Илья молча взял из камина раскаленный уголек и сжал его в кулаке. Леда бросилась к нему, разжала руку… Ладонь кровоточила.

– Вы сумасшедший, да? – отчаянно прокричала девушка.

– Не знаю… Может быть. Но мне… мне не было больно, – тихо произнес Крапивников. Чувство, возникшее у него к Леде, явственно светилось в его глазах. – Я ведь поэт, у меня вместо сердца – уголь, черный, раскаленный… а вместо языка – жало змеи. Помните, как в «Пророке»? А так хотелось бы хоть раз чувство, обычное, человеческое, испытать… полюбить человека хорошего… вот как вы, например… Чтоб понять, есть ли у меня сердце, человеческое, или уголь просто – вроде того, что вы у меня из ладони вырвали… Чтоб сердце в себе почувствовать.

Нависла пауза. Несколько мгновений Елена Сергеевна молчала, а Крапивников смотрел ей в глаза. Оба чувствовали, как дрожит между ними воздух…

– Да… я, может, быть, сказал лишнего… – нарушил тишину Илья. – Но я еще хочу сказать… сказать, что… Лена…

– Молчите, – улыбаясь, прошептала девушка.

– Но я хотел сказать только, что…

– Молчи, – повторила Леда громче.

– Но, Елена Сергеевна, я не могу… не могу молчать…

– Молчите, ради Бога, – Елена Сергеевна с улыбкой на лице и каким-то стальным трепетом в глазах закрыла губы Ильи ладонью. – Все уже сказано.

Илья ощутил губами прикосновение кожи девушки… и словно опьянел. Медленно отнял он ее ладонь от своего лица, медленно наклонился и поцеловал девушке руку, медленно встал и, по-старинному поклонившись, ушел.

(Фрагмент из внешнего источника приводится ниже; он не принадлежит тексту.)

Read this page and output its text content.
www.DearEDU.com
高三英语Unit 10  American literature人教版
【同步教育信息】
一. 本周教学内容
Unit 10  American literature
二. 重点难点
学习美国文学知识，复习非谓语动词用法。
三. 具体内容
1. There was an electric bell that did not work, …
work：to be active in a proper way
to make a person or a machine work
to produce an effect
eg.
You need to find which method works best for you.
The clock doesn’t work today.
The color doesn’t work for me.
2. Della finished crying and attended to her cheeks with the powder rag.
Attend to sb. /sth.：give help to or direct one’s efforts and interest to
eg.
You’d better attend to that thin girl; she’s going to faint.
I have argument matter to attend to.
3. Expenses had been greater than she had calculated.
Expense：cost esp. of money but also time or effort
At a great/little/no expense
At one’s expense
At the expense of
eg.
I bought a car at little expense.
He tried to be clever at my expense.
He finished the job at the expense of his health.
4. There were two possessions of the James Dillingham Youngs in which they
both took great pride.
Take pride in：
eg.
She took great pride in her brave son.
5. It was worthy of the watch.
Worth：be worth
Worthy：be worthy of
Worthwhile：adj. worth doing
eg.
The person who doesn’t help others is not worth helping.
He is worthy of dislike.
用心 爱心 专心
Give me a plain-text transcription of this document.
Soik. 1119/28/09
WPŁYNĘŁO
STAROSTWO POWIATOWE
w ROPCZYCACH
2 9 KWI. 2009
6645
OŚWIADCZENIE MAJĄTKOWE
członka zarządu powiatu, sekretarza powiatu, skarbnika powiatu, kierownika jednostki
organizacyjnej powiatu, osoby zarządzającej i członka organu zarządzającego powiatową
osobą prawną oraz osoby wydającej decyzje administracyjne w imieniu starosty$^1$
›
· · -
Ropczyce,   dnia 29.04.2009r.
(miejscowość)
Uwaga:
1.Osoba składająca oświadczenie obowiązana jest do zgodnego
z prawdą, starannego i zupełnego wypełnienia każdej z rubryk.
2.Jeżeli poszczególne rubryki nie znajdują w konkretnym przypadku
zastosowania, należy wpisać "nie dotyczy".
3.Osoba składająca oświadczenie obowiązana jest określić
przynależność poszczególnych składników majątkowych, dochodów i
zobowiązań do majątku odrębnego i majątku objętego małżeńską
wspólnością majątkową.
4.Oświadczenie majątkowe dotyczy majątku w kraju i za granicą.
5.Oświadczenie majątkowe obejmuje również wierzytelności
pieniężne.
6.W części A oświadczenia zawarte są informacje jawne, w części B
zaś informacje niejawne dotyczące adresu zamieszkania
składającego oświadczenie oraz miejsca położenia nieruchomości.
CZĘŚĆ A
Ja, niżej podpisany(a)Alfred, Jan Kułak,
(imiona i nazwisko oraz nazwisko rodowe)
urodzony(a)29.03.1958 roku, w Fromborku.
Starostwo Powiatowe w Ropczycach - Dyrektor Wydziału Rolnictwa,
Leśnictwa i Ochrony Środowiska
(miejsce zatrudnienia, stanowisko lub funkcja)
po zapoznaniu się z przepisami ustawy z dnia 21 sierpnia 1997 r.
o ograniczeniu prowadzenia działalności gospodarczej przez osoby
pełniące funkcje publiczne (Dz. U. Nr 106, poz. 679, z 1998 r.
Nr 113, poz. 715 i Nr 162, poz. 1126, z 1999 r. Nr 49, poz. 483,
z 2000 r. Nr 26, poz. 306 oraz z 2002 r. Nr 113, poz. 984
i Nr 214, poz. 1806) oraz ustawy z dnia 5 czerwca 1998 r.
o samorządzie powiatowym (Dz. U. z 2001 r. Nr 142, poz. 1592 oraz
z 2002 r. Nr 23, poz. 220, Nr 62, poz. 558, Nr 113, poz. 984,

Ему казалось, что он только что разыграл чудесный спектакль, игру в правду. И его не покидало ощущение эстетического удовольствия. «Хорошая игра… красивая», – говорил он про себя. – «Она, может, меня полюбит теперь… Она такая …» И одновременно приятно и стыдно было ему.

 

* * *

 

На следующий вечер, за ужином, Елена рассказала о произошедшем своему отцу. Сергей Андреевич Игумнов, профессор филологии, почтенный лысеющий мужчина лет шестидесяти, автор и ведущий нашумевших телепередач о литературе, прозванных в народе «Монологами лысины», обычно воспринимал эмоциональные излияния дочери «в штыки», иронично обрывая ее длинные, красноречивые фразы короткими желчными репликами. Его скулы при этом подергивались в судорогах какой-то неутоленной, но властной страсти, корни которой ему самому были неведомы.

– Ты, я вижу, снова влюбилась, – коротко и сухо бросил он. – И снова – в оборванца, да и психа к тому же. Который раз я в тебе это наблюдаю… Ну когда ты наконец угомонишься?

– Отец, – Леда признавала только эту форму обращения – назвать «папой» величественного старца она не могла. – Отец, все не так просто. Он готов ради меня на боль…

– Боль-то он снесет, дури у него хватит, – резко возразил отец. – А счастье ему не по карману будет. Пойми ты, тебе уже не ШАШНАДЦАТЬ, пора прекратить бегать за романтичными голодранцами. Ты – не королевна из сказки, чтоб нищего любить! Не за красивым жестом, а за реальной выгодой гнаться тебе надо. Взрослее надо быть, доченька, взрослее! – челюсти профессора Игумнова подергивались, словно пережевывая человеческие судьбы. – Он-то ради тебя боль стерпит, а ты ради него терпеть готова, крылатая ты моя? А? Ты у меня с детства палец уколоть боялась! Коль докажешь, что ради него боль стерпишь, – так и быть, разрешу вам встречаться. Нет – запру в четырех стенах! Докажи, что он тебе – пара… или что ты – ему! Сможешь? Докажи – твоя победа будет! – голос профессора поднялся до крика, кулак его – старый, багровый – ударял по гладкой скатерти стола.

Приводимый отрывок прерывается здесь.